Na década de 1960, com o fim da poupança americana do pós-guerra, o então presidente John F. Kennedy lançou o primeiro grande estímulo para acelerar a recuperação. Desde então, o governo dos Estados Unidos começou a acumular déficits significativos em tempos bons e ruins, com uma média de 4% do PIB em recessões e 3% em recuperações entre 1980 e o final de 2019.
Segundo o economista, a era de austeridade fiscal de décadas recentes, frequentemente criticada, deveria ser descrita como uma era de estímulo constante.
"Rebelião neoliberal"
Sharma também desmonta a tese de que o governo do então presidente Ronald Reagan (1981-1989), com sua "rebelião neoliberal”, teria destruído o Estado de bem-estar social em vigor desde o pós-guerra. Segundo ele, desde 1980, as despesas com a segurança social aumentaram nos Estados Unidos em maior proporção do que na maioria das economias desenvolvidas.
O que mudou sob Reagan foi que, à medida que os gastos aumentavam, a arrecadação de impostos permanecia estável, de modo que o governo começou a pagar a sua própria expansão por meio de empréstimos, aumentando o déficit público.
Foi justamente na década de 1980 que, receosos de que as dívidas crescentes pudessem terminar noutra depressão ao estilo da década de 1930, os bancos centrais começaram a trabalhar em conjunto com os governos para apoiar grandes empresas, bancos e até países estrangeiros, sempre que os mercados financeiros oscilavam.
Os governos expandiram os auxílios — que eram raros — para os resgates de 2008 e excessos bilionários da pandemia, quando o governo dos EUA forneceu ajuda para empresas grandes e pequenas, em dificuldades ou não, com pagamentos diretos de US$ 166 bilhões para 170 milhões de americanos, incluindo os com rendimentos elevados.

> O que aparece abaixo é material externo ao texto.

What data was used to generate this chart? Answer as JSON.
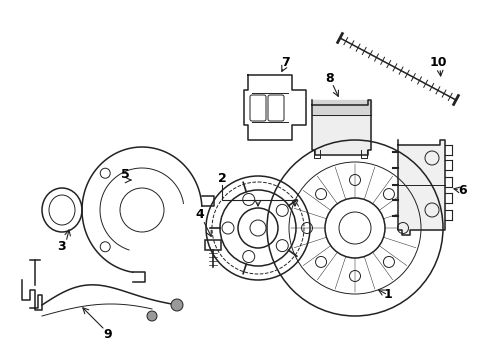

Por trás desse processo, reside um efeito na economia: um colapso na taxa de crescimento da produtividade, ou produção por trabalhador, que caiu no início da pandemia para mais da metade desde a década de 1960.
Essa queda é causada por um ambiente de negócios repleto de proteção, regulamentação e dívida governamental. Nas últimas três décadas, aponta Sharma, a burocracia americana eliminou um total de apenas 20 regras, ao mesmo tempo que adicionou novas regras a um ritmo alucinante de cerca de 3.000 por ano, sob ambos os partidos.
Neste cenário, megaempresas — em especial da indústria da tecnologia — solidificaram-se em oligopólios por meio do lobby junto dos reguladores e da eliminação dos concorrentes, e não por meio da inovação.
Sharma aponta alguns caminhos para revigorar o capitalismo. Um deles é que os líderes governamentais abandonem a utopia de agradar a todos, pois o mais provável é que prejudiquem ainda mais o crescimento, aumentem a desigualdade e aprofundem a desconfiança popular.
Para voltar a funcionar, de acordo com o autor, o capitalismo precisa de um campo de jogo onde as pequenas e as novas empresas tenham a oportunidade de desafiar – destruir criativamente – antigas concentrações de riqueza e poder.
Segunde ele, esse processo de intervenção e proteção estatal explica a imobilidade da economia, que está sufocando o sonho americano.
Como diz Sharma: “O capitalismo ainda é a melhor esperança para o progresso humano, mas apenas se tiver espaço suficiente para funcionar.”